Taking Zepbound to lose weight? You might not be able to stop

Study finds those who halt treatment regain weight, experience increased blood pressure

If you’ve started taking the injectable weight loss drug Zepbound, a new study says you might have to keep taking it to prevent those pounds from coming back.

Zepbound, which is the brand name for tirzepatide, hit the market earlier this month. Tirzepatide regulates insulin levels and keeps you feeling full longer by slowing digestion. It is also the compound in the diabetes drug Mounjaro.

A recent study sponsored by Zepbound maker Eli Lilly found people who take the drug will, potentially, have to stay on it for the rest of their lives to maintain weight loss.

“We wouldn’t give someone a blood pressure medicine and be like, ‘Great, your blood pressure’s better, you should go off it,’” Dr. Michelle Hauser, obesity medicine director of the Stanford Lifestyle and Weight Management Center, told the New York Times. “Somehow people have this magical thinking around obesity, like you’re going to take this drug and it’s going to cause weight loss and just stay that way.”

The study followed 670 overweight and obese people who took tirzepatide for nine months. During that time, the participants lost about 20% of their weight.

Then half were given Zepbound for a year, while the other half got a placebo shot.

Those who got the drug lost an additional 5.5% of their weight, but those on the placebo gained 14% of theirs back, on average.

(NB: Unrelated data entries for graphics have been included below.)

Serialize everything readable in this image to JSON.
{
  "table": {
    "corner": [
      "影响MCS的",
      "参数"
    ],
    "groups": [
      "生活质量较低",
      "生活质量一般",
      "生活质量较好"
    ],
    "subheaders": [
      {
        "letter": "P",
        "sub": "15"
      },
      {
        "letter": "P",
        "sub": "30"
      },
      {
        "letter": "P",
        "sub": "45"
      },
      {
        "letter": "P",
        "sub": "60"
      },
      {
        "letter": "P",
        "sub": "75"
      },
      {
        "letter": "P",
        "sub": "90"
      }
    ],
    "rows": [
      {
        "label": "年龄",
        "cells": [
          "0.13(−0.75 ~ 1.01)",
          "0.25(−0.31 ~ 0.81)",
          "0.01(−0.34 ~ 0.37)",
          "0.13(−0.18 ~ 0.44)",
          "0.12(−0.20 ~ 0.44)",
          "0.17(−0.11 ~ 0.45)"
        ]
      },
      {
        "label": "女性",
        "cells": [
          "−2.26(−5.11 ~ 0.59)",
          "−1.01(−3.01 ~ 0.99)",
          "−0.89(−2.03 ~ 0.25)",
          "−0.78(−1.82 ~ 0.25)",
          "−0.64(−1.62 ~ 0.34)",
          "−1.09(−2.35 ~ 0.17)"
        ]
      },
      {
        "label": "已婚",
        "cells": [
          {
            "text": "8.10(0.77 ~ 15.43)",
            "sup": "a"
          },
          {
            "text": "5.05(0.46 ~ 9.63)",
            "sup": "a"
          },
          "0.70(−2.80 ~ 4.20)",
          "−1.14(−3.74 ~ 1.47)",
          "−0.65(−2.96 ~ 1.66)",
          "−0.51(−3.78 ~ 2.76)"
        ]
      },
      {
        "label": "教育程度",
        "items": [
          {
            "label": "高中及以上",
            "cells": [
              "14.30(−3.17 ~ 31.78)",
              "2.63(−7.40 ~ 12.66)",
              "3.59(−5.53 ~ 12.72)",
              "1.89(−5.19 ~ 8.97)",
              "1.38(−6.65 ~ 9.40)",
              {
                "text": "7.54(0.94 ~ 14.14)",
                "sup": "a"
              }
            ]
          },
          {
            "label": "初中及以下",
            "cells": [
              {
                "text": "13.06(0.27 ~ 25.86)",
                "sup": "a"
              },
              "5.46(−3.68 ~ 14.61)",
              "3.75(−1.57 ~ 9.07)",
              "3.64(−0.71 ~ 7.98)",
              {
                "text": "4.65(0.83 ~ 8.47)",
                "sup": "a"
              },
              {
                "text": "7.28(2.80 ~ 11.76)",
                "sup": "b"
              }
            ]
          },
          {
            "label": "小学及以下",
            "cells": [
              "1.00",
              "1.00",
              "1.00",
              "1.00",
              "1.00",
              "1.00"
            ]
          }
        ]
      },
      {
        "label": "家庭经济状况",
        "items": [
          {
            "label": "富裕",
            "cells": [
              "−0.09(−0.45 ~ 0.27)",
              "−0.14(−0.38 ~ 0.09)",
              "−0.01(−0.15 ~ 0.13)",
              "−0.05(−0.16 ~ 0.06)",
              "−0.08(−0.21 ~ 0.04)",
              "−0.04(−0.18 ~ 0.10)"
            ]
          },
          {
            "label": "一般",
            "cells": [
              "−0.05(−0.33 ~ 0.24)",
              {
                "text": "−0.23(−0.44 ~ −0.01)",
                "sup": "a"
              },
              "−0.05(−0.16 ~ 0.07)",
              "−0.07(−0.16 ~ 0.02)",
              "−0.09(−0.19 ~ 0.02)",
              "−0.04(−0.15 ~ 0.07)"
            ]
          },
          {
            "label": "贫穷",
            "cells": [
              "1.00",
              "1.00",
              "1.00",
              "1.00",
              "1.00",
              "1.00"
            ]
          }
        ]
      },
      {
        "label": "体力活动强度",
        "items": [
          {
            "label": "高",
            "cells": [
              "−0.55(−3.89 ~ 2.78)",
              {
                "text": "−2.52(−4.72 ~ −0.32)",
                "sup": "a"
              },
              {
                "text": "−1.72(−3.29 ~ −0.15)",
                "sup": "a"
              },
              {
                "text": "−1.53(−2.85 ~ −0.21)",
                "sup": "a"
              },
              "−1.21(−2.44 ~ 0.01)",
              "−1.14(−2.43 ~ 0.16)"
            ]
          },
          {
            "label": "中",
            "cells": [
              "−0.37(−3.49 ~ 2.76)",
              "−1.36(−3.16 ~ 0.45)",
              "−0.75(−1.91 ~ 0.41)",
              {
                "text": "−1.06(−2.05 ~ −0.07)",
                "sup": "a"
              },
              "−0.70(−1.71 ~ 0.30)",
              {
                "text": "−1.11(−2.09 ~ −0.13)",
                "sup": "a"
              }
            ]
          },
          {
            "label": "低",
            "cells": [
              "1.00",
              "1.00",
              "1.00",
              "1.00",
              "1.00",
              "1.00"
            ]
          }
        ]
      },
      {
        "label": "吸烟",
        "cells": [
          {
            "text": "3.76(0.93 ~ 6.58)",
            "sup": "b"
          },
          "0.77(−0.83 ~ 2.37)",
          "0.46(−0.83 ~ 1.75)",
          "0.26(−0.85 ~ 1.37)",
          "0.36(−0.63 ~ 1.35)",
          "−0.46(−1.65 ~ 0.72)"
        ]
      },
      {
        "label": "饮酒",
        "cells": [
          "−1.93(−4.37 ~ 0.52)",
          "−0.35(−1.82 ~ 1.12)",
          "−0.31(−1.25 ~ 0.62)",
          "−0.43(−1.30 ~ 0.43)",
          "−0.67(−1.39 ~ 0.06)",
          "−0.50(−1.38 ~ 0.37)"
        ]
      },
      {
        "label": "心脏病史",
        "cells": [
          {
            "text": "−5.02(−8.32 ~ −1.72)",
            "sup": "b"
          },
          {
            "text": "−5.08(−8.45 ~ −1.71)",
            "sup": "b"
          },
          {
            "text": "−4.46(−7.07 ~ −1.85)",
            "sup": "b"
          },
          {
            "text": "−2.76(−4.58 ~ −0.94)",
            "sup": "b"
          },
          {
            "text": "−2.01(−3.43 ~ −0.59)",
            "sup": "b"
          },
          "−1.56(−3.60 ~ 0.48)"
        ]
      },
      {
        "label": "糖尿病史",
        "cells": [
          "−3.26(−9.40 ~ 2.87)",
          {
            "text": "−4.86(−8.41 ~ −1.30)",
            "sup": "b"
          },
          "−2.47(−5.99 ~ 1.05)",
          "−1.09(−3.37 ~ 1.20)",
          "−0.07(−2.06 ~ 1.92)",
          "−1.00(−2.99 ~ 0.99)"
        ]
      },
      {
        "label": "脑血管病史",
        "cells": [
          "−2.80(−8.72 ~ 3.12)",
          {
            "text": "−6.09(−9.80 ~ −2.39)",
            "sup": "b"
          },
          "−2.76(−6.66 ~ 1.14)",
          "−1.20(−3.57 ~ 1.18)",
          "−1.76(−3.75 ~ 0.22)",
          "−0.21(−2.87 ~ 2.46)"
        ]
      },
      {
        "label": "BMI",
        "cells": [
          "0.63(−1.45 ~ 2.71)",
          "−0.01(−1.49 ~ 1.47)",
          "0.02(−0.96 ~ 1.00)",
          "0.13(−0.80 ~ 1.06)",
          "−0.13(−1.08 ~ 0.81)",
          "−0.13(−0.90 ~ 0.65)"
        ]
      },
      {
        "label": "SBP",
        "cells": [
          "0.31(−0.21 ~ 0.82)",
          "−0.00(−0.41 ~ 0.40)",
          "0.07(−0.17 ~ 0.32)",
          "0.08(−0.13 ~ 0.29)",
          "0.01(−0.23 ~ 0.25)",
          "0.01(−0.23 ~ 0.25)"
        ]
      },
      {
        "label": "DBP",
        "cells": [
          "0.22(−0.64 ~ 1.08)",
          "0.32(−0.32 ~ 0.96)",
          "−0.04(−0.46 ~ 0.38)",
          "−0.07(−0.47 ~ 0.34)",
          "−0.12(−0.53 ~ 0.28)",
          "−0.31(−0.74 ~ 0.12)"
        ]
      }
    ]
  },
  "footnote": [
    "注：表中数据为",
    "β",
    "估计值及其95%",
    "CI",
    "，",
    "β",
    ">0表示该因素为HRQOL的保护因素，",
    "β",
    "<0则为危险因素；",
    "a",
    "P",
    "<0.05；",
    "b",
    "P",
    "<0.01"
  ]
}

According to Dr. Louis Aronne, the study’s lead author and director for the Comprehensive Weight Control Center at Weill Cornell Medicine, those who took the placebo also experienced highter blood pressure, cholesterol and blood sugar than they did while on tirzepatide.

Not everyone is able to stay on the drug for a long time. Dr. Melanie Jay, director of the N.Y.U. Langone Comprehensive Program on Obesity, told the Times that 53 people exited the study because of the side effects: nausea, diarrhea and constipation.

For others, the cost of these injections is prohibitive. The cost of Zepbound, Ozempic and Wegovy is more than $1,000 a month, and insurance often doesn’t cover it.

“If a patient wants to go off the medicine, we’ll try. But we also say what the results are — so far, it seems like most people are going to gain weight back,” Jay told the Times. “And that’s not your fault. That’s because obesity is a disease, and this medicine is helping to address it.”